A missão de ser professor no sistema carcerário

Só em Pernambuco, existem 15 escolas instaladas nas unidades prisionais. Mais de 5 mil reeducandos são atendidos

por Camilla de Assis seg, 15/10/2018 - 09:00

Ser professor é um desafio no Brasil. Salário aquém para o desempenho exercido, trabalho excessivo e falta de valorização são pontos negativos que estão na lista da profissão de docente. Entretanto, há aqueles que carregam a vontade de mudar e de acompanhar cada estudante, assim como ajudar com as necessidades de cada um. Segundo o último Censo do Professor, divulgado pelo Ministério da Educação (MEC) em 2017, o Brasil tem 1.882.961 docentes.

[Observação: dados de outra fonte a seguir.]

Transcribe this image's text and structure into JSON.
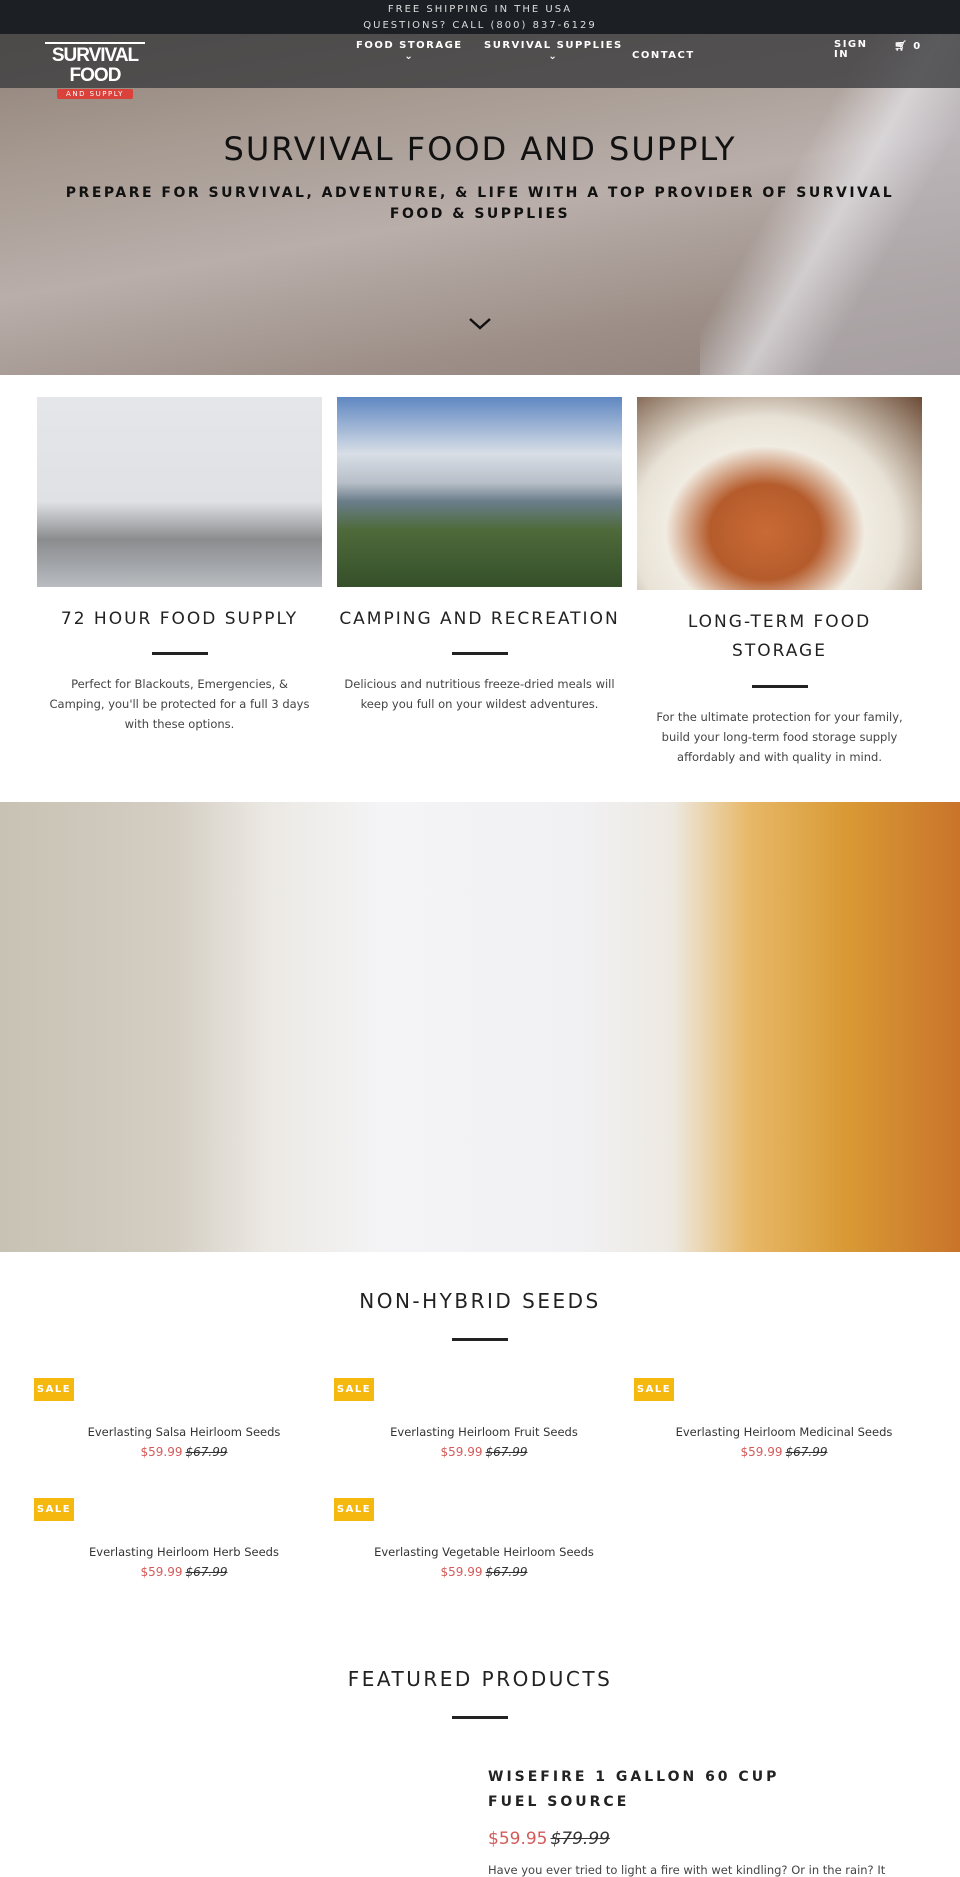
{
  "topbar": {
    "line1": "FREE SHIPPING IN THE USA",
    "line2": "QUESTIONS? CALL (800) 837-6129"
  },
  "logo": {
    "title": "SURVIVAL FOOD",
    "subtitle": "AND SUPPLY"
  },
  "nav": {
    "items": [
      "FOOD STORAGE",
      "SURVIVAL SUPPLIES",
      "CONTACT"
    ],
    "sign_in": "SIGN IN",
    "cart_count": "0"
  },
  "hero": {
    "title": "SURVIVAL FOOD AND SUPPLY",
    "subtitle": "PREPARE FOR SURVIVAL, ADVENTURE, & LIFE WITH A TOP PROVIDER OF SURVIVAL FOOD & SUPPLIES"
  },
  "cards": [
    {
      "title": "72 HOUR FOOD SUPPLY",
      "text": "Perfect for Blackouts, Emergencies, & Camping, you'll be protected for a full 3 days with these options."
    },
    {
      "title": "CAMPING AND RECREATION",
      "text": "Delicious and nutritious freeze-dried meals will keep you full on your wildest adventures."
    },
    {
      "title": "LONG-TERM FOOD STORAGE",
      "text": "For the ultimate protection for your family, build your long-term food storage supply affordably and with quality in mind."
    }
  ],
  "seeds": {
    "heading": "NON-HYBRID SEEDS",
    "badge": "SALE",
    "products": [
      {
        "name": "Everlasting Salsa Heirloom Seeds",
        "price": "$59.99",
        "was": "$67.99"
      },
      {
        "name": "Everlasting Heirloom Fruit Seeds",
        "price": "$59.99",
        "was": "$67.99"
      },
      {
        "name": "Everlasting Heirloom Medicinal Seeds",
        "price": "$59.99",
        "was": "$67.99"
      },
      {
        "name": "Everlasting Heirloom Herb Seeds",
        "price": "$59.99",
        "was": "$67.99"
      },
      {
        "name": "Everlasting Vegetable Heirloom Seeds",
        "price": "$59.99",
        "was": "$67.99"
      }
    ]
  },
  "featured": {
    "heading": "FEATURED PRODUCTS",
    "title": "WISEFIRE 1 GALLON 60 CUP FUEL SOURCE",
    "price": "$59.95",
    "was": "$79.99",
    "description": "Have you ever tried to light a fire with wet kindling? Or in the rain? It"
  },
  "colors": {
    "sale_badge": "#f4b80f",
    "sale_price": "#d45a5a",
    "topbar": "#1c1f24"
  }
}
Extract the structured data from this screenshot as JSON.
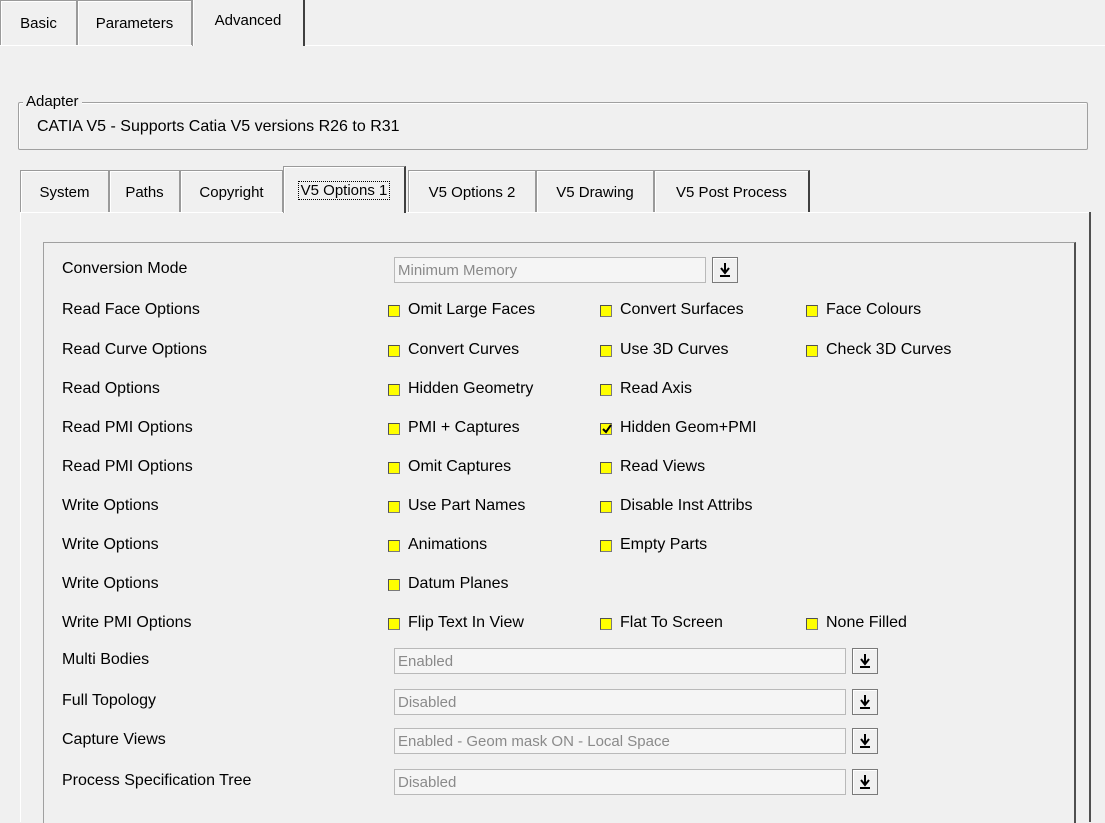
{
  "top_tabs": [
    {
      "label": "Basic",
      "active": false
    },
    {
      "label": "Parameters",
      "active": false
    },
    {
      "label": "Advanced",
      "active": true
    }
  ],
  "adapter": {
    "legend": "Adapter",
    "text": "CATIA V5  -  Supports Catia V5 versions R26 to R31"
  },
  "sub_tabs": [
    {
      "label": "System",
      "active": false
    },
    {
      "label": "Paths",
      "active": false
    },
    {
      "label": "Copyright",
      "active": false
    },
    {
      "label": "V5 Options 1",
      "active": true
    },
    {
      "label": "V5 Options 2",
      "active": false
    },
    {
      "label": "V5 Drawing",
      "active": false
    },
    {
      "label": "V5 Post Process",
      "active": false
    }
  ],
  "options": {
    "checkbox_color": "#ffff00",
    "rows": [
      {
        "label": "Conversion Mode",
        "combo": "Minimum Memory"
      },
      {
        "label": "Read Face Options",
        "checks": [
          {
            "label": "Omit Large Faces",
            "checked": false
          },
          {
            "label": "Convert Surfaces",
            "checked": false
          },
          {
            "label": "Face Colours",
            "checked": false
          }
        ]
      },
      {
        "label": "Read Curve Options",
        "checks": [
          {
            "label": "Convert Curves",
            "checked": false
          },
          {
            "label": "Use 3D Curves",
            "checked": false
          },
          {
            "label": "Check 3D Curves",
            "checked": false
          }
        ]
      },
      {
        "label": "Read Options",
        "checks": [
          {
            "label": "Hidden Geometry",
            "checked": false
          },
          {
            "label": "Read Axis",
            "checked": false
          }
        ]
      },
      {
        "label": "Read PMI Options",
        "checks": [
          {
            "label": "PMI + Captures",
            "checked": false
          },
          {
            "label": "Hidden Geom+PMI",
            "checked": true
          }
        ]
      },
      {
        "label": "Read PMI Options",
        "checks": [
          {
            "label": "Omit Captures",
            "checked": false
          },
          {
            "label": "Read Views",
            "checked": false
          }
        ]
      },
      {
        "label": "Write Options",
        "checks": [
          {
            "label": "Use Part Names",
            "checked": false
          },
          {
            "label": "Disable Inst Attribs",
            "checked": false
          }
        ]
      },
      {
        "label": "Write Options",
        "checks": [
          {
            "label": "Animations",
            "checked": false
          },
          {
            "label": "Empty Parts",
            "checked": false
          }
        ]
      },
      {
        "label": "Write Options",
        "checks": [
          {
            "label": "Datum Planes",
            "checked": false
          }
        ]
      },
      {
        "label": "Write PMI Options",
        "checks": [
          {
            "label": "Flip Text In View",
            "checked": false
          },
          {
            "label": "Flat To Screen",
            "checked": false
          },
          {
            "label": "None Filled",
            "checked": false
          }
        ]
      },
      {
        "label": "Multi Bodies",
        "combo": "Enabled"
      },
      {
        "label": "Full Topology",
        "combo": "Disabled"
      },
      {
        "label": "Capture Views",
        "combo": "Enabled - Geom mask ON  -  Local Space"
      },
      {
        "label": "Process Specification Tree",
        "combo": "Disabled"
      }
    ]
  }
}
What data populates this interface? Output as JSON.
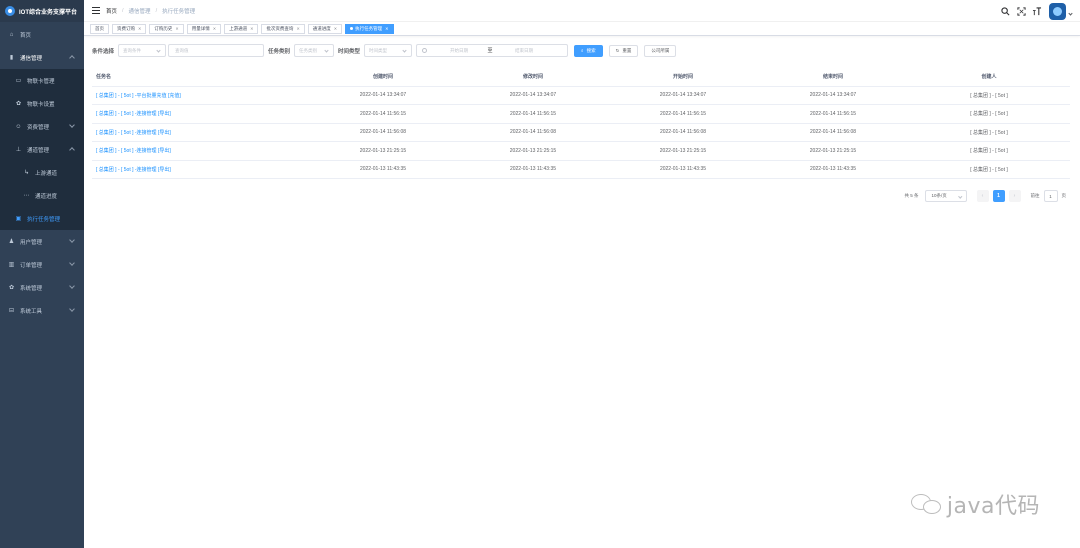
{
  "app": {
    "title": "IOT综合业务支撑平台"
  },
  "sidebar": {
    "items": [
      {
        "label": "首页",
        "icon": "home-icon"
      },
      {
        "label": "通信管理",
        "icon": "sim-icon"
      },
      {
        "label": "物联卡管理",
        "icon": "card-icon"
      },
      {
        "label": "物联卡设置",
        "icon": "gear-icon"
      },
      {
        "label": "资费管理",
        "icon": "user-icon"
      },
      {
        "label": "通道管理",
        "icon": "tree-icon"
      },
      {
        "label": "上游通道",
        "icon": "link-icon"
      },
      {
        "label": "通道进度",
        "icon": "progress-icon"
      },
      {
        "label": "执行任务管理",
        "icon": "monitor-icon"
      },
      {
        "label": "用户管理",
        "icon": "people-icon"
      },
      {
        "label": "订单管理",
        "icon": "chart-icon"
      },
      {
        "label": "系统管理",
        "icon": "gear-icon"
      },
      {
        "label": "系统工具",
        "icon": "toolbox-icon"
      }
    ]
  },
  "breadcrumb": {
    "home": "首页",
    "level1": "通信管理",
    "level2": "执行任务管理"
  },
  "tags": [
    {
      "label": "首页"
    },
    {
      "label": "资费订购"
    },
    {
      "label": "订购历史"
    },
    {
      "label": "用量详情"
    },
    {
      "label": "上游通道"
    },
    {
      "label": "批次资费查询"
    },
    {
      "label": "通道进度"
    },
    {
      "label": "执行任务管理"
    }
  ],
  "filters": {
    "condition_label": "条件选择",
    "condition_placeholder": "查询条件",
    "query_placeholder": "查询值",
    "task_type_label": "任务类别",
    "task_type_placeholder": "任务类别",
    "time_type_label": "时间类型",
    "time_type_placeholder": "时间类型",
    "start_placeholder": "开始日期",
    "range_sep": "至",
    "end_placeholder": "结束日期",
    "search_btn": "搜索",
    "reset_btn": "重置",
    "company_btn": "公司所属"
  },
  "table": {
    "headers": [
      "任务名",
      "创建时间",
      "修改时间",
      "开始时间",
      "结束时间",
      "创建人"
    ],
    "rows": [
      [
        "[ 总集团 ] - [ 5ot ] -平台批量充值 [充值]",
        "2022-01-14 13:34:07",
        "2022-01-14 13:34:07",
        "2022-01-14 13:34:07",
        "2022-01-14 13:34:07",
        "[ 总集团 ] - [ 5ot ]"
      ],
      [
        "[ 总集团 ] - [ 5ot ] -连接管理 [导出]",
        "2022-01-14 11:56:15",
        "2022-01-14 11:56:15",
        "2022-01-14 11:56:15",
        "2022-01-14 11:56:15",
        "[ 总集团 ] - [ 5ot ]"
      ],
      [
        "[ 总集团 ] - [ 5ot ] -连接管理 [导出]",
        "2022-01-14 11:56:08",
        "2022-01-14 11:56:08",
        "2022-01-14 11:56:08",
        "2022-01-14 11:56:08",
        "[ 总集团 ] - [ 5ot ]"
      ],
      [
        "[ 总集团 ] - [ 5ot ] -连接管理 [导出]",
        "2022-01-13 21:25:15",
        "2022-01-13 21:25:15",
        "2022-01-13 21:25:15",
        "2022-01-13 21:25:15",
        "[ 总集团 ] - [ 5ot ]"
      ],
      [
        "[ 总集团 ] - [ 5ot ] -连接管理 [导出]",
        "2022-01-13 11:43:35",
        "2022-01-13 11:43:35",
        "2022-01-13 11:43:35",
        "2022-01-13 11:43:35",
        "[ 总集团 ] - [ 5ot ]"
      ]
    ]
  },
  "pagination": {
    "total_text": "共 5 条",
    "page_size": "10条/页",
    "prev": "‹",
    "current": "1",
    "next": "›",
    "goto_label": "前往",
    "goto_value": "1",
    "page_unit": "页"
  },
  "watermark": {
    "text": "java代码"
  },
  "colors": {
    "sidebar_bg": "#304156",
    "accent": "#409eff",
    "link": "#1890ff"
  }
}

Muito além de ensinar em escolas tradicionais, há professores que encaram a missão de ingressar em instituições de ensino dentro de presídios, como parte do processo de ressocialização. Pernambuco contém 23 unidades prisionais, além dos espaços socioeducativos da Fundação de Atendimento Socioeducativo (Funase), localizados em dez municípios do Estado. 

Clóvis Benvindo da Silva e a Banda Liberdade

A Escola Pastor Amaro Sena é uma das unidades de ensino mantidas pela Secretaria de Educação de Pernambuco, e tem duas realidades bem distintas. A primeira é o dia a dia de sua sede, localizada na Rua Sete do bairro de Caetés 2, em Abreu e Lima. O amplo e aberto espaço é local onde estudam 692 alunos dos ensinos fundamental e médio, que têm rotinas normais de aula. A segunda realidade é a do seu anexo, dentro do Centro de Atendimento Socioeducativo (Case) Abreu e Lima, uma das unidades da Funase. Lá, os 221 socioeducandos matriculados na escola, ao finalizarem as aulas, saem das salas para suas celas, localizadas dentro de dois blocos, conhecidos como “pátio” e “quadrado”.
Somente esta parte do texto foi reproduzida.